I’ve been working with physicians for the past eight years on career diversification, satisfaction and mitigation of stress and burnout and can relate some common themes on why physicians are angry.
Unrealistic expectations
Many doctors enter medical school with an idealistic idea about what being a doctor entails. Television shows like Marcus Welby, M.D. and ER dramatize a doctor’s life. Picture this: You are a smart individual who likes science and wants to learn more about how the human body works. Throw in a desire to help people improve their lives. Put all those ideas together and the profession of medicine may seem like a good fit. Add the additional perceived perks of job security, a high salary, professional and personal respect and medicine seems to be the perfect career. I remember riding up the elevator with one of my mentors, a trauma surgeon at the UTSA Health Center in San Antonio. He had all the elements I just described and was the picture of confidence and charisma. I wanted to be just like him. It was the logical deduction of a 21-year old college student that by becoming a doctor, I would be. Over the years, as I came to the realization that my deductions might be false, it made me angry.
Lack of business training
Healthcare reform and federal government indecision on physician payment and the SGR formula have issued in an era of uncertainty for the future of the medical profession. When most of us enter medical school, we don’t understand how heavily the external landscape will directly impact provision of patient care and our salaries. In order to get accepted to medical school and then make it through medical school, we don’t get the training in how to understand, approach and navigate the external business environment. Then, we are thrown into it and expected to survive, thrive and smile. This lack of understanding and then control over external circumstances made me (and makes others) angry.
Culture of medicine
Most specialties take their residents through a training process that is akin to the hazing process one undergoes to join a sorority or a fraternity. Certain specialties are worse than others. Sometimes it’s not the specialty but a particularly malignant residency program. All of us spend many years having our self-confidence squashed over and over again. Remember, we aren’t taught the coping mechanisms of conflict management or the business skills to negotiate and navigate our situations. All this can lead to low self-esteem and breed self defense mechanisms. Some of these self defense mechanisms can be perceived as displays of anger and some of them are actual displays of anger. Hitting walls in frustration or yelling at traffic so hard your throat aches (like I did) are definite displays of anger.
External forces and stresses
Acute and chronic stresses, inseparable in the life of a doctor by the nature of the profession, can be factors driving anger. Some of the external stresses include:
- family and friends who don’t understand the mental exhaustion that can result from daily pressures of patient demands and making sure a patient is diagnosed correctly and well taken care of;
- perceptions that doctors make millions of dollars (many doctors have trouble making payroll for their office staff each month);
- lack of respect for our time and decision making ability by the people we want to help;
- external healthcare environment entities (insurance companies, the government, etc.) without our training making medical decisions for us and then refusing to pay us for our expertise and the medical decision making skills we gave up years to attain; and
- expectations of perfection by everyone around us.

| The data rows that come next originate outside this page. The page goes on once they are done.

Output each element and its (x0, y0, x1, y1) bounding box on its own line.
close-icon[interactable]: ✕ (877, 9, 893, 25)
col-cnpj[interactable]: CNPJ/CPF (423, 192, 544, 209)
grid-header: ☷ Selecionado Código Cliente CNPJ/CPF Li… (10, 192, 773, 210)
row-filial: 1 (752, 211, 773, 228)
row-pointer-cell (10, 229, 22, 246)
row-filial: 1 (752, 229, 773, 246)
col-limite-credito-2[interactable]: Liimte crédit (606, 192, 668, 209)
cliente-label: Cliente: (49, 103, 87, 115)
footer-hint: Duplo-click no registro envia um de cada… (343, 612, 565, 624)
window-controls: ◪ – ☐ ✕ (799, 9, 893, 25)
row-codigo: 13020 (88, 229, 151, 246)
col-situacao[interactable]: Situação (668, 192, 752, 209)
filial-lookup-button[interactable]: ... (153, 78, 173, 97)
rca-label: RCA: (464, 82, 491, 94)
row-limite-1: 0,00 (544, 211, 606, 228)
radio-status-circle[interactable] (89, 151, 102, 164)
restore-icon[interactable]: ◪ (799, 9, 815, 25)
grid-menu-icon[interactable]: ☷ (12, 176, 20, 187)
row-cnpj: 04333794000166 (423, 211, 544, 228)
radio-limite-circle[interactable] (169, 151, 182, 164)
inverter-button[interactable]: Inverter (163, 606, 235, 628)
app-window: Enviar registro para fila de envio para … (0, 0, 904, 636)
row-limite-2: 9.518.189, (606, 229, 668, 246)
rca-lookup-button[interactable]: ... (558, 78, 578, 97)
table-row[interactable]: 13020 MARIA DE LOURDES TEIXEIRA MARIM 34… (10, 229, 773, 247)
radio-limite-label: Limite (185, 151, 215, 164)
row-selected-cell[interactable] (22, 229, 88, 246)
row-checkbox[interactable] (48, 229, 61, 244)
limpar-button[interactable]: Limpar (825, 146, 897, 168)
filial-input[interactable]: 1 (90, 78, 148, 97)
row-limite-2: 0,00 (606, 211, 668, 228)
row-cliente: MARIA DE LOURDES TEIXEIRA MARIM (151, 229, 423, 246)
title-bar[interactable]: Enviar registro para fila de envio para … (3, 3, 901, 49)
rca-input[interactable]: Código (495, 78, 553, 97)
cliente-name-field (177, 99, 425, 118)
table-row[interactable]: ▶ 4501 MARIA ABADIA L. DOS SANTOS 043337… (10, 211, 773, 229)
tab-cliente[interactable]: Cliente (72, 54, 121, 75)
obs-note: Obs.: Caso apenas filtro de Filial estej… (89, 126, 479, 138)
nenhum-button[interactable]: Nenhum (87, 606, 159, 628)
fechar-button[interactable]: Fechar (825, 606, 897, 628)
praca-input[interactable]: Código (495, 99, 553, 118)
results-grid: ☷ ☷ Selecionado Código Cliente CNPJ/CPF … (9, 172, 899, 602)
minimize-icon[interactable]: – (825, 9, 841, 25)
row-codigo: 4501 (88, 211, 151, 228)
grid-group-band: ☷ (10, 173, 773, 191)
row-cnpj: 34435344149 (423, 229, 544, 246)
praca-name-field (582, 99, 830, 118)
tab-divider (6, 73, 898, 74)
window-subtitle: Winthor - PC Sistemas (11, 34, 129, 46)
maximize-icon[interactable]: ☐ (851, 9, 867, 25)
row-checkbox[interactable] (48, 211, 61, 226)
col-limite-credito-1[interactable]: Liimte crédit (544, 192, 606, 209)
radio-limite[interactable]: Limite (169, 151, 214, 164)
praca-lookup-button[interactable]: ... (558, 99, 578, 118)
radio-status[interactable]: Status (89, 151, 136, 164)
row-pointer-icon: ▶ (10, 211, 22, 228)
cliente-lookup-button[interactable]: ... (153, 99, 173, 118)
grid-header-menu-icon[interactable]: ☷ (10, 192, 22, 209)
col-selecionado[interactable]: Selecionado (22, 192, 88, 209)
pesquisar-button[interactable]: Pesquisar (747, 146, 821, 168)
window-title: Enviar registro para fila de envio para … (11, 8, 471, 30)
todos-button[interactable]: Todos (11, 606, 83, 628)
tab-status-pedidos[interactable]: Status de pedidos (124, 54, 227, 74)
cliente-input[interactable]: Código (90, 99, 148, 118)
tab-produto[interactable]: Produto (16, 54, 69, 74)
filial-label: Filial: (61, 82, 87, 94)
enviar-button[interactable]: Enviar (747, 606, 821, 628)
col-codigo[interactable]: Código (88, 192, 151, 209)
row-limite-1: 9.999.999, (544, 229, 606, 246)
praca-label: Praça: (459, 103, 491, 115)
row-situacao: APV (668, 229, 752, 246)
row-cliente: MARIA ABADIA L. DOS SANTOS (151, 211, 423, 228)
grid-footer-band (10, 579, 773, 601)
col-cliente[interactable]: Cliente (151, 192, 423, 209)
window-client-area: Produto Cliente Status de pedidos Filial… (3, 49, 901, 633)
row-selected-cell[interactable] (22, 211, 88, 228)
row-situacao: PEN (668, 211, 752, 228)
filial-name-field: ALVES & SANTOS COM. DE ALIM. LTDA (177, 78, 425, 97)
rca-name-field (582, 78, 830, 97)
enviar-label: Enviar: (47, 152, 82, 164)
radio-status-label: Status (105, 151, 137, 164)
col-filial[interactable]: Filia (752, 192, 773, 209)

Many people forget that medicine is an art and diagnosing an individual isn’t like following a recipe for making cookies. Others want a prescription for the medicine they saw on television; still others expect to respond to treatment right away and express frustration when it doesn’t happen that way.
All of these things made me, and have been know to make other doctors, angry.
That being said, please don’t just assume all doctors are angry. There is an increasing tendency to classify all doctors as angry or unhappy. This can lead to perceptions and expectations about a doctor’s behavior that aren’t always true. Doctors, particularly ones in high stress specialties like OB-GYN, surgery and critical care, are required to make critical decisions in a critical time frame. There might not be time to say “please”, or “thank you”, or “how are your kids doing”, when orders need to be given and followed in order to save someone’s life.
And who isn’t angry about healthcare today? Who isn’t frustrated with the pace of change and the pressure to please the affiliates, the accreditors, the payers, the bank, and the patients?
Solution?
Is there a solution?
Some find the solution is leaving medicine, some find it is concierge medicine, some find it is becoming an employee instead an employer.
Approaching things as an opportunity and in a positive manner can make a tremendous difference in the outcome. There are basic steps you can take but the most important thing to remember is that each physician is unique and each situation is unique. There isn’t one black and white reason why a physician is angry or seems angry, nor is there one answer for every angry physician.
In this time of enormous healthcare upheaval and health reform policy decisions, there is an opportunity to create a vehicle, either for yourself or for your practice, that improves collaboration and communication. It’s possibly a time to set everyone up for future success in a soon-to-be-fully-defined accountable care organization (ACO) or medical home model. It’s a time for organizations and physicians to increase their commitment to supporting each other and building an environment that sees and treats doctors as a precious resource.